Ndjamena, Chad – Since the fall in the price of oil in 2015, Chad has been struggling to deal with an economic crisis.
The main construction sites in the capital, Ndjamena, are abandoned, the market activities have suffered a slowdown and the salaries of state workers, including police and army officers, have been reduced as part of an austerity programme known locally as “the 16 measures“.
Chad’s health sector has been particularly affected – the national health budget was cut in half between 2013 and 2017.

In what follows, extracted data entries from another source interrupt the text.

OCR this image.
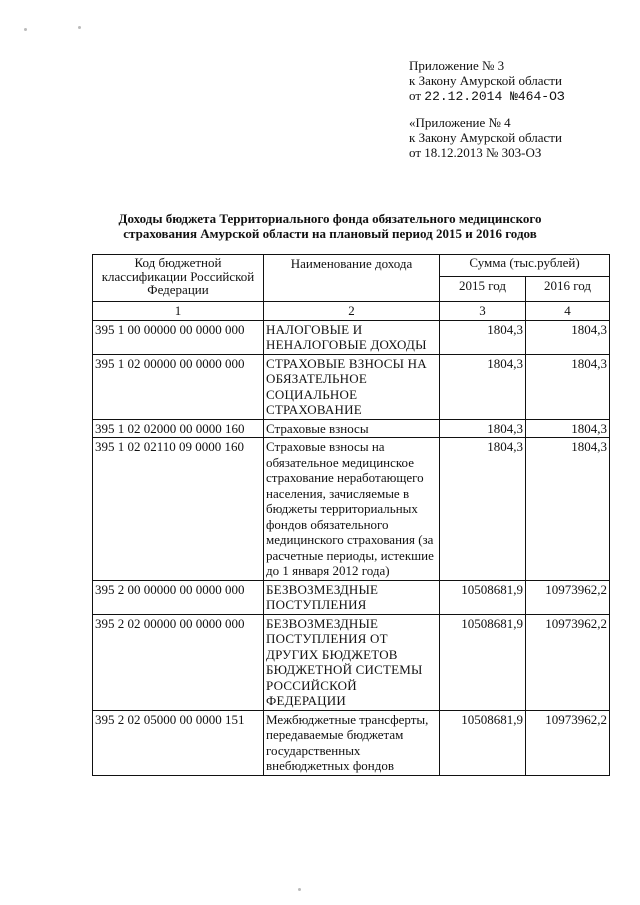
Приложение № 3
к Закону Амурской области
от 22.12.2014 №464-ОЗ
«Приложение № 4
к Закону Амурской области
от 18.12.2013 № 303-ОЗ
Доходы бюджета Территориального фонда обязательного медицинского
страхования Амурской области на плановый период 2015 и 2016 годов
Код бюджетной классификации Российской Федерации	Наименование дохода	Сумма (тыс.рублей)	
		2015 год	2016 год
1	2	3	4
395 1 00 00000 00 0000 000	НАЛОГОВЫЕ И НЕНАЛОГОВЫЕ ДОХОДЫ	1804,3	1804,3
395 1 02 00000 00 0000 000	СТРАХОВЫЕ ВЗНОСЫ НА ОБЯЗАТЕЛЬНОЕ СОЦИАЛЬНОЕ СТРАХОВАНИЕ	1804,3	1804,3
395 1 02 02000 00 0000 160	Страховые взносы	1804,3	1804,3
395 1 02 02110 09 0000 160	Страховые взносы на обязательное медицинское страхование неработающего населения, зачисляемые в бюджеты территориальных фондов обязательного медицинского страхования (за расчетные периоды, истекшие до 1 января 2012 года)	1804,3	1804,3
395 2 00 00000 00 0000 000	БЕЗВОЗМЕЗДНЫЕ ПОСТУПЛЕНИЯ	10508681,9	10973962,2
395 2 02 00000 00 0000 000	БЕЗВОЗМЕЗДНЫЕ ПОСТУПЛЕНИЯ ОТ ДРУГИХ БЮДЖЕТОВ БЮДЖЕТНОЙ СИСТЕМЫ РОССИЙСКОЙ ФЕДЕРАЦИИ	10508681,9	10973962,2
395 2 02 05000 00 0000 151	Межбюджетные трансферты, передаваемые бюджетам государственных внебюджетных фондов	10508681,9	10973962,2
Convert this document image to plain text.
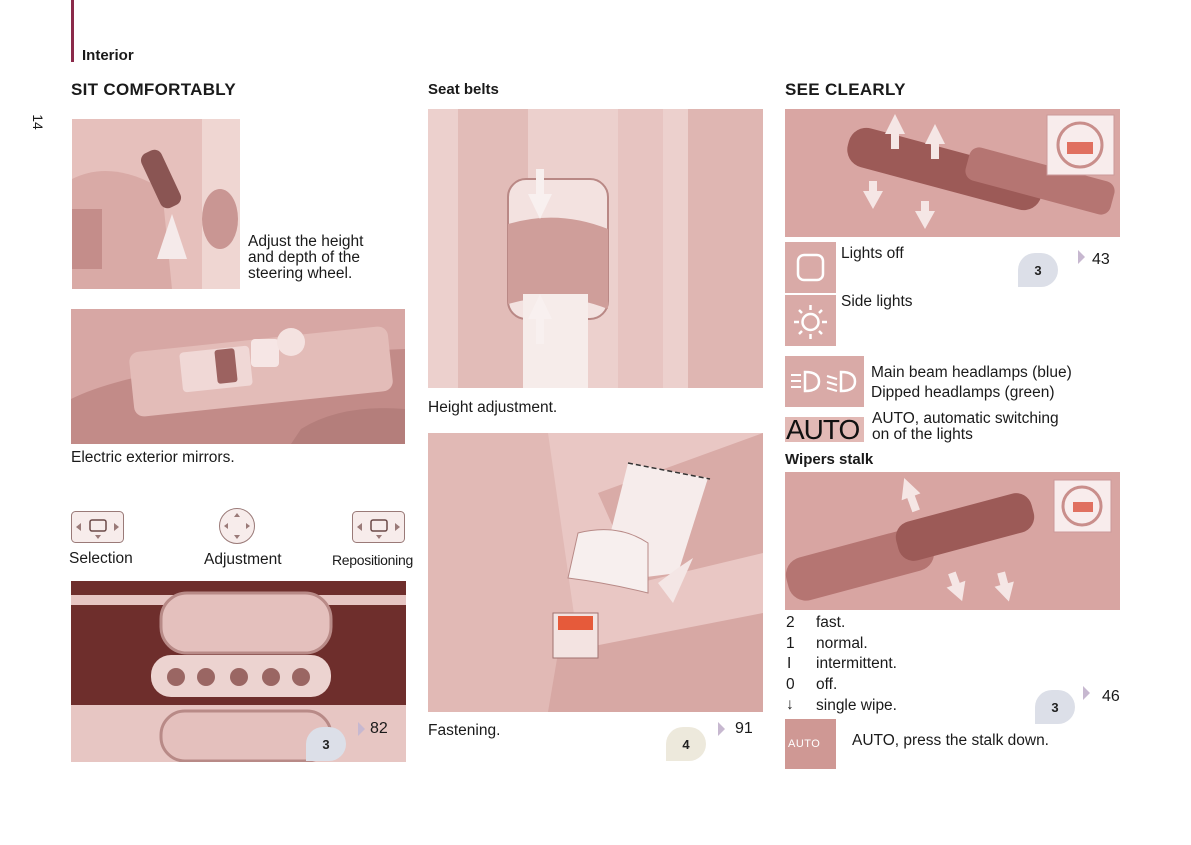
Interior
14
SIT COMFORTABLY
Adjust the height
and depth of the
steering wheel.
Electric exterior mirrors.
Selection	Adjustment	Repositioning
3
82
Seat belts
Height adjustment.
Fastening.
4
91
SEE CLEARLY
Lights off
3
43
Side lights
Main beam headlamps (blue)
Dipped headlamps (green)
AUTO AUTO, automatic switching
on of the lights
Wipers stalk
2 fast.
1 normal.
I intermittent.
0 off.
↓ single wipe.	3
46
AUTO AUTO, press the stalk down.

According to a report by Amnesty International, doctors’ salaries have decreased from 517,000 to 317,000 Central African francs a month ($913 to $560).
The effect of the crisis is evident is hospitals and health centres, where medical staff face an increasing number of malnutrition cases.
A 2017 SMART survey found that the prevalence of severe acute malnutrition in N’Djamena stands at 4.9 percent, more than twice the emergency level set by the World Health Organization. Nationwide, an estimated four million people, out of 15 million, are food insecure. By the end of the year, the country’s health facilities are expected to receive more than 262,000 children, up to five years old, who suffer from severe acute malnutrition.
At the Chad-China Friendship Hospital, the number of malnourished children in need of treatment has doubled over the past 12 months.
“This year is exceptional,” says Veronica Ladangbe, who has worked as a nurse at the hospital for three years.
“At the beginning of June, we even had mothers on the floor, we could no longer enter this room. As the country is in crisis, it is hard for the poorest.”